While Mulder keeps the lunatic Ms. Price talking, Scully is moving through the building, taking out armed security and gaining access to the server room at the moment that Mulder is brought there for a look-see.  Then, he takes out the sassy Russian while Scully destroys the mainframe of the simulation, but by the time they return with other FBI agents, all of the personnel and equipment have been removed.

THE X-FILES: David Duchovny (C) in the “This” episode of THE X-FILES airing Wednesday, Jan. 10 (8:00-9:00 PM ET/PT) on FOX. ©2017 Fox Broadcasting Co. Cr: Shane Harvey/FOX

Different Worlds

Before the assault team gains entry to the house, the sassy Russian commander taunts Mulder:  “Identify ourselves?  No.  We don’t need to identify ourselves.  What kind of world are you living in?”

Excellent question.

One thing that the characters struggle to come to grips with in this episode is the degree to which times have changed.  The world that we knew during the original series run of this show has become even more mired in bizarre conspiracies, but it remains a slave to shadowy knowledge held by a few over the many. 

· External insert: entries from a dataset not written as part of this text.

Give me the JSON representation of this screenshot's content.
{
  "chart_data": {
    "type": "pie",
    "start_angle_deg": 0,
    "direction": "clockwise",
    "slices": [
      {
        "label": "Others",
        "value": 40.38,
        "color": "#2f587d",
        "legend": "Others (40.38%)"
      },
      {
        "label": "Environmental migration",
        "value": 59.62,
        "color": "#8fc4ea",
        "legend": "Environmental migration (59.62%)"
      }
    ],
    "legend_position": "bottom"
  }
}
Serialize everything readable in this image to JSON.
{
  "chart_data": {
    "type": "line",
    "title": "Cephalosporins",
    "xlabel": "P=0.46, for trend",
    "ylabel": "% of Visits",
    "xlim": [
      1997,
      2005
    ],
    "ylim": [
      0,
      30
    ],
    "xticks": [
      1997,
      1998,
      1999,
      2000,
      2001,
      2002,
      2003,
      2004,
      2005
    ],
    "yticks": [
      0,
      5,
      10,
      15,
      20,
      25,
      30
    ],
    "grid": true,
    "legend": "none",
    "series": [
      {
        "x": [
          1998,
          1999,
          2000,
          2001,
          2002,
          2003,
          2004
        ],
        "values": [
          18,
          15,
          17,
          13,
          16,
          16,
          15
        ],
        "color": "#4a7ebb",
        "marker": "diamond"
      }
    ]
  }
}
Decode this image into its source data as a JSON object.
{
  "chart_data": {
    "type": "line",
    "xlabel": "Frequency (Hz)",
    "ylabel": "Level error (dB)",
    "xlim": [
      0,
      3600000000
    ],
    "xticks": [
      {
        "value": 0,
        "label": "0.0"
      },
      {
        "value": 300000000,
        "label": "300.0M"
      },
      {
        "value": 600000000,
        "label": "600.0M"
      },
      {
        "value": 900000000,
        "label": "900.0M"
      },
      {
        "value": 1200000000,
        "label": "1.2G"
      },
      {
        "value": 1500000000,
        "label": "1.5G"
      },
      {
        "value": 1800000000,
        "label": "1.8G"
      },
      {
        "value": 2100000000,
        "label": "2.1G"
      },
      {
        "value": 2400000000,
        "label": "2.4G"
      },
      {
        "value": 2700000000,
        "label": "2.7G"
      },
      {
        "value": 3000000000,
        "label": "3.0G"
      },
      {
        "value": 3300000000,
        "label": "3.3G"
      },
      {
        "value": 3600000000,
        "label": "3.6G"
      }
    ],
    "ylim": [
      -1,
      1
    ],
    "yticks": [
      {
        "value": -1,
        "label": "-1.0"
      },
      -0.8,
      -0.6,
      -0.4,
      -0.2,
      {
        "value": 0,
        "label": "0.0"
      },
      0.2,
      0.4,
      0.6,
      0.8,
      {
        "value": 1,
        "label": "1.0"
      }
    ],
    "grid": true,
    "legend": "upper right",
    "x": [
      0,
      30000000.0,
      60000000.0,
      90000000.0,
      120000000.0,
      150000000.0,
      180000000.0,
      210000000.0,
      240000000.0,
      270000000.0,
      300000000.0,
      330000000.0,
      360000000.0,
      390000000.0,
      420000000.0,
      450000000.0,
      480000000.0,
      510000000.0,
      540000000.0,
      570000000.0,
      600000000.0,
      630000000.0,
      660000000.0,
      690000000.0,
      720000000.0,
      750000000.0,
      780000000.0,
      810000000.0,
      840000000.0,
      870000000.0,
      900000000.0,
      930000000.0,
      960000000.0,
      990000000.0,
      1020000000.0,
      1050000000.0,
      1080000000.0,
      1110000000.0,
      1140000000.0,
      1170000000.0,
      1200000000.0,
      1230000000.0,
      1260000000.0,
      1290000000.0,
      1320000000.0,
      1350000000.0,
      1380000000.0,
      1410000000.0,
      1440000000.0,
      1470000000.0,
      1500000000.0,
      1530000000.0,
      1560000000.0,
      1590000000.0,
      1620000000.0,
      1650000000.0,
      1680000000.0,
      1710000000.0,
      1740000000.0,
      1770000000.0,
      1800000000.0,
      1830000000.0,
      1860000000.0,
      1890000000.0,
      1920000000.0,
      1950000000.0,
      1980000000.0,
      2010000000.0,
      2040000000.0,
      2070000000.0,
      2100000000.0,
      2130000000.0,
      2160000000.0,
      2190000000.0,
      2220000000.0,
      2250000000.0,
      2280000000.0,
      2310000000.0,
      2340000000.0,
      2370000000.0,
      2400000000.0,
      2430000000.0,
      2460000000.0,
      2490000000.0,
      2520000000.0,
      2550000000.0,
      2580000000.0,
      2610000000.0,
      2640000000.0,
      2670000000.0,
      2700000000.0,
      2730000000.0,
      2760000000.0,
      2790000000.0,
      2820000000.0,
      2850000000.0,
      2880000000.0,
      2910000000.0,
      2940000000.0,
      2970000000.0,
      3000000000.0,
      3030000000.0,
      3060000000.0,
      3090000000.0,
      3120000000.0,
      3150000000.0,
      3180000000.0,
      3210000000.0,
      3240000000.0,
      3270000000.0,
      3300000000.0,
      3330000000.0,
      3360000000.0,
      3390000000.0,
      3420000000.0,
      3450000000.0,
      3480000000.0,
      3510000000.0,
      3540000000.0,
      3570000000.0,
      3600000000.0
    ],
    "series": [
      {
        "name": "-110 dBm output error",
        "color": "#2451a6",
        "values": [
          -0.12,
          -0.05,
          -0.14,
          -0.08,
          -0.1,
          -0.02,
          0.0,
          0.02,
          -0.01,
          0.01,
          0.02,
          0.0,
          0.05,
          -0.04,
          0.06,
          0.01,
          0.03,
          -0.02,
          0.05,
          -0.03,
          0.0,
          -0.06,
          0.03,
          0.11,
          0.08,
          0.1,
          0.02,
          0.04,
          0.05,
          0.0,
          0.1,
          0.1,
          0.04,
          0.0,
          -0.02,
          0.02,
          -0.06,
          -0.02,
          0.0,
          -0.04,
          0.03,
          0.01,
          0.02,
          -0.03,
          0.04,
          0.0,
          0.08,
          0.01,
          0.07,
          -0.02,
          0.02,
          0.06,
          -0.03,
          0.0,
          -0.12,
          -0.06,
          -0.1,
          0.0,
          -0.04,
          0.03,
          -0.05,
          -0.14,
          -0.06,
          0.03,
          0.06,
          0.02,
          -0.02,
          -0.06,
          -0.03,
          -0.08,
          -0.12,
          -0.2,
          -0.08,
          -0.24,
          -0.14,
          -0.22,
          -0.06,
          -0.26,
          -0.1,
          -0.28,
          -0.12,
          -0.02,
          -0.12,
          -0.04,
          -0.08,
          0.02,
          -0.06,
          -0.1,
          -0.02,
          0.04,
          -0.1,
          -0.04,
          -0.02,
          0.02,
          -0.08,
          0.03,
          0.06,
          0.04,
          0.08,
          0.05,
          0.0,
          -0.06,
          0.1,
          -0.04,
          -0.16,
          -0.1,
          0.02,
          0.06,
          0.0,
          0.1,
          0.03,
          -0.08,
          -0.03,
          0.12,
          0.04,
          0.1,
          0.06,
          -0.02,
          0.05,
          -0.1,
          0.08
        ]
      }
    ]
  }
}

Skinner tracks down the agents in the woods outside their home and frees them of their bonds, “risking [his] own ass” to help them.  He tells them that the men are from an American security contractor based in Moscow, gaining ascendency over the FBI as they operate on “a classified security directive from the Executive branch.”

Surprise, surprise.

Skinner, however, is unclear why they tried to kill Mulder and Scully when they were supposed to question, not to eliminate, intelligence agents.  Apparently the rules of the game have changed.

Later, at the grave of Deep Throat, Mulder is amazed that everything they’d feared had indeed come to pass.  “He’s dead because the world was so dangerous and complex then.  Who would’ve thought that we’d look back with nostalgia and say that was a simpler time, Scully?”

No one, Mulder.  Absolutely no one.

Skinner also displays a frustration with the current state of affairs.  The world that they had known, one in which the FBI was a veritable king in the intelligence community, is gone.  “Dark forces in the U.S. government” have been replaced by scores of agencies and companies, “all of them in bed with one another while trying to exterminate each other, and that includes each of us.”

Skinner also seems nostalgic for the days when the three of them could rely on one another.  “How did we get here?” he opines.  The unseen forces that are continually making the rules that Skinner has to follow seem to be wearing on him as much as Mulder and Scully.

Skinner has the FBI director convince the Executive branch to suspend their kill orders on Mulder and Scully, which is not an easy thing since “the Bureau is not in good standing with the White House these days,” unlike its trusted force of Russian paramilitary goons, that is.

Surprise, surprise.

Ultimately, Langly sends them to the Titanpointe building in New York to shut down Purlieu’s insidious project.  They gain access through the FBI field office, but as they ascend the steps, they are apprehended by the same sassy Russian commander who mocks Mulder for running:  “Haven’t you heard?  You’re on our side now.”

How cozy.

When he had stood atop the cuffed, prostrate forms of Mulder and Scully, this sassy Russian made a pointed remark that stands out:  “Here’s what I believe:  we would’ve all saved lots of money and headaches if we only knew that Americans would’ve been just fine losing the Cold War, if only they could only make a little money off of it.”

His words bring home the overall commentary of exactly how far America has fallen when the ideals of capitalism can overrun so handily those of patriotism.